South Africa has, from today, entered a new era of data privacy, as the Protection of Personal Information Act (POPIA) finally comes into play.
Following a one-year grace period to comply with POPIA, from 1 July, organisations that do not meet the conditions prescribed by the legislation will now be held liable.
Previously, the enforcer of POPIA, the Information Regulator, did not have teeth to deal with violators of the data privacy law, which was passed in July last year.
The Act has set down firm frameworks that companies have to abide by to avoid fines, criminal persecution and potential reputation loss.
Breaching the rules and regulations outlined by this Act can have serious financial implications for the business – implications that can cost more than money, and have long-lasting consequences.
The Act makes provision for fines of up to R10 million and a jail sentence of up to 10 years, depending on the seriousness of the breach.
The purpose of the legislation is to ensure all South African institutions conduct themselves in a responsible manner when collecting, processing, storing and sharing another entity’s personal information, by holding them accountable should they abuse or compromise personal information in any way.
Since 2013, SA’s data protection law has been put into operation incrementally, with a number of sections of the Act having been implemented in April 2014.
John Giles, managing attorney at law firm Michalsons, says 1 July 2021 is a milestone in SA.
“For the protection of personal information, we move out of the grace period and into a world where the law [POPIA] is in full force. It is the start of the journey, not the end.
“For access to information, 1 July 2021 is the date the Information Regulator takes over the oversight of the Promotion of Access to Information Act (PAIA) in South Africa.”
Giles says PAIA has been in effect since 2002 but will now have a greater impact with a dedicated regulator to enforce it. The journey continues, he notes.
“We’re turning the tide on criminals who use people’s personal information to harm them. Criminals steal people’s identity so that they can steal their money and incur credit in their names. They use it to discriminate against people, control their behaviour and persuade them into doing things they shouldn’t do. They use it to infringe people’s privacy – a fundamental human right.”
According to Giles, everyone has a duty to protect others from harm.
“We all need to play our part in protecting the personal information of others and thereby looking out for each other. Your customers, employees, suppliers, shareholders and directors are critical to you – look after them. Failing to do so is simply bad for business. Also, if you want to participate in the global data economy, you have to protect personal information.”
Lawful processing of information
Speaking on SABC last night, advocate Pansy Tlakula, chairperson of the Information Regulator, said the new law prescribes the lawful processing of information.
“So anyone who processes personal information will now fall within the ambit of the Act, as to comply with those conditions.”
According to Tlakula, those conditions “include anyone who is processing personal information for another, and they must get the consent of the owner of that personal information and they must use the personal information only for the purpose for which they collected it.
“They must collect minimal personal information – for instance, if you apply for a job, there are certain questions that you cannot be asked; like your sexual orientation, for instance – that will be over-processing. So only minimal information has to be collected.

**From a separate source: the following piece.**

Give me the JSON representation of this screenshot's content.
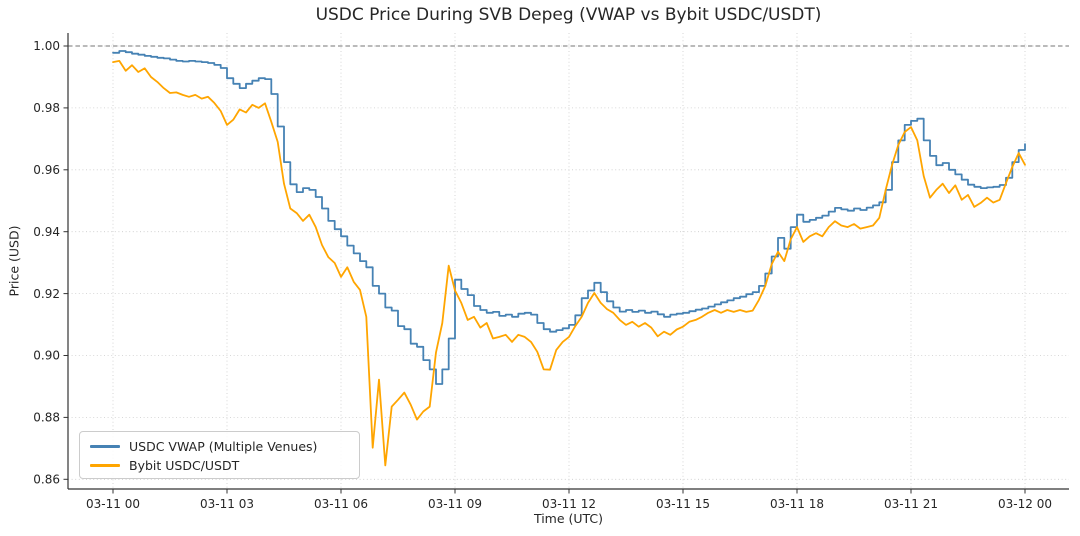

“And if the information is going to be used for another purpose other than it was originally intended for, then the owner of the information must consent.”
She pointed out that most importantly, whoever collects personal information and processes it must ensure they maintain the integrity and the confidentiality of that information and they must keep it only for the period that they need it for.
“If you think that someone has your personal information without your consent, you can lodge a complaint with the information regulator, or you can put a request to the company that holds your information to confirm that they are holding your personal information and the sort of information that they will be holding. You can even ask them to delete that information.”
Tlakula noted the significance of the 1st of July is that the enforcement powers of the regulator are going to come into effect.
“Before the 1st of July, we could not provide remedies to those whose personal information was processed not according to the provisions of the law.”
Karl Blom, senior associate, and Prineil Padayachy, associate from Webber Wentzel, are of the view that most organisations are not fully prepared for the law; however, “we have seen that many organisations are committed to achieving compliance”.
They point out that POPIA compliance cannot be achieved overnight and there are many South African organisations that are still working towards achieving compliance.
“This is long journey and requires meticulous analysis and a substantial amount of work to ensure that an organisation is compliant with POPIA. It is important to note that compliance with POPIA is an ongoing process and organisations will need to ensure they continue to take steps to ensure they remain compliant with POPIA following 1 July 2021.”
Blom and Padayachy say while the one-year grace period may have been sufficient for most organisations to ensure compliance, ultimately, each company is different and many factors can impact the time needed to ensure compliance.
They explain that this includes, for example, the size of the firm, the nature of its business and processing activities, the complexity of its IT systems and the amount of data it processes.
“There is no shortcut for compliance and the consequences of non-compliance are severe, meaning organisations often require a fair amount of time in order to properly assess and implement measures necessary for POPIA compliance.
“Organisations that are non-compliant should take immediate steps to familiarise themselves with the requirements of POPIA and the impact on their organisations. We suggest that organisations focus on ‘easy wins’, whereby they work towards substantial compliance in the first instance and thereafter focus on more specific issues that take more time to resolve.”